Investigators with the State Department issued a subpoena to the Bill, Hillary and Chelsea Clinton Foundation last fall seeking documents about the charity’s projects that may have required approval from the federal government during Hillary Clinton’s term as secretary of state, according to people familiar with the subpoena and written correspondence about it.

The subpoena also asked for records related to Huma Abedin, a longtime Clinton aide who for six months in 2012 was employed simultaneously by the State Department, the foundation, Clinton’s personal office, and a private consulting firm with ties to the Clintons.

The Post’s Tom Hamburger and Rosalind Helderman remind readers that IGs do not conduct criminal probes, and have only limited subpoena powers. They cannot compel people to testify in depositions, for instance, although they can certainly facilitate that for willing witnesses. But they can demand documents, and that power might already have had an impact:

The potential consequences of the IG investigation are unclear. Unlike federal prosecutors, inspectors general have the authority to subpoena documents without seeking approval from a grand jury or a judge.

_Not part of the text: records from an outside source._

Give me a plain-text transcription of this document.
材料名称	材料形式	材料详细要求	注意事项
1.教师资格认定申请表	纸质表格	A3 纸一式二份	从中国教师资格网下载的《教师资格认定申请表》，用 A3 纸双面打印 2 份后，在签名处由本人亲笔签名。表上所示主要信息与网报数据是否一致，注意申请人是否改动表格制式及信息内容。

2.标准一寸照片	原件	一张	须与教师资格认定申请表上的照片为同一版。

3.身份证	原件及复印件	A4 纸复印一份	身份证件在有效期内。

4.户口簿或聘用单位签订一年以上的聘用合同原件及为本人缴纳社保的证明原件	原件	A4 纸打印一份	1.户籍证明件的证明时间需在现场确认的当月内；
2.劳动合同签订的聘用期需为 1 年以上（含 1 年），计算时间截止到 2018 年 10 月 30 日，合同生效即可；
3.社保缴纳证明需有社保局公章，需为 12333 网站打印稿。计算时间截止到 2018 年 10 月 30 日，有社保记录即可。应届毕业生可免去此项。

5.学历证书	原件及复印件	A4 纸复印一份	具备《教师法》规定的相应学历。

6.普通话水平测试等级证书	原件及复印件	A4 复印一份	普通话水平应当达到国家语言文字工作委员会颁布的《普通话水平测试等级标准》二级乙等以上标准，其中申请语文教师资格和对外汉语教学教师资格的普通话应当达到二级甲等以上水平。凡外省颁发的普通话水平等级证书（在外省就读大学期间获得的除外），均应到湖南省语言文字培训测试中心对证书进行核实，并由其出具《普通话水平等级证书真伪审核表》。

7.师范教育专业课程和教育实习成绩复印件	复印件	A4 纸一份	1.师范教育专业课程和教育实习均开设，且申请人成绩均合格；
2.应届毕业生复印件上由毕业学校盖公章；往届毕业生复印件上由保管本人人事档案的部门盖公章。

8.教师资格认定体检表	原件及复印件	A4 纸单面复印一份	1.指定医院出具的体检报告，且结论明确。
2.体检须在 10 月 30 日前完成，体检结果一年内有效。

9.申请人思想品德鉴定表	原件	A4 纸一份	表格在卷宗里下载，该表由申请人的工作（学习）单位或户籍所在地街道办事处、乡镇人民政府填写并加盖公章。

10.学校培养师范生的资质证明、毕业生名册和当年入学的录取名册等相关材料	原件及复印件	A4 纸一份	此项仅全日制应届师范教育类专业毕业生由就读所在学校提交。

But their power is limited. They are able to obtain documents, but they cannot compel testimony. At times, IG inquiries result in criminal charges, but sometimes they lead to administrative review, civil penalties or reports that have no legal consequences.

Why does this matter? Fox News reported in January that the FBI expanded its probe of Hillary’s e-mail scandal to public corruption, and had “TDYed” a number of agents to investigate evidence along those lines. At the time, most assumed that the expansion might have been triggered by successful efforts in restoring some or all of the 30,000 deleted e-mails from Hillary’s secret server. However, this raises the possibility that the IG recovered documents showing that Abedin and Hillary broke other laws as well, or found evidence of other corrupt acts that could be corroborated by deleted e-mails, or both.

The fact that the subpoena apparently preceded the FBI’s expansion of their probe seems very significant — especially if the foundation itself is not the target of the probe, as the Post’s anonymous source at the foundation insists. There is no way that this is good news for Hillary. And the timing is about as bad as it can get, considering the shellacking Hillary took in New Hampshire largely on the basis of the lack of trustworthiness and honesty Democratic primary voters perceive in her.

And the timing will only get worse. A federal judge dismissed excuses from the State Department and ordered the release of the rest of Hillary’s e-mails — at least those that can be released — by the end of the month:

The government must disclose some of the emails on Feb. 13, Feb. 19, Feb. 26 and Feb. 29,ordered Judge Rudolph Contreras of the U.S. District for the District of Columbia.

“The Court expects that Defendant will endeavor to avoid any additional delay,” Contreras said in his order, referring to the Obama administration.

The State Department became the target of Contreras’s ire this month, after it claimed that it would break its deadline to release all of Clinton’s 55,000 pages of emails by Jan. 29. In a court filing last month, the government claimed that it accidentally neglected to send roughly 3,700 emails to other federal agencies to review for information that should be redacted.

To quote Wilford Brinley in Absence of Malice … “Wonderful thing, subpoenas.”

Update: I erred on Rosalind Helderman’s name in the original post. It’s fixed now, and my apologies.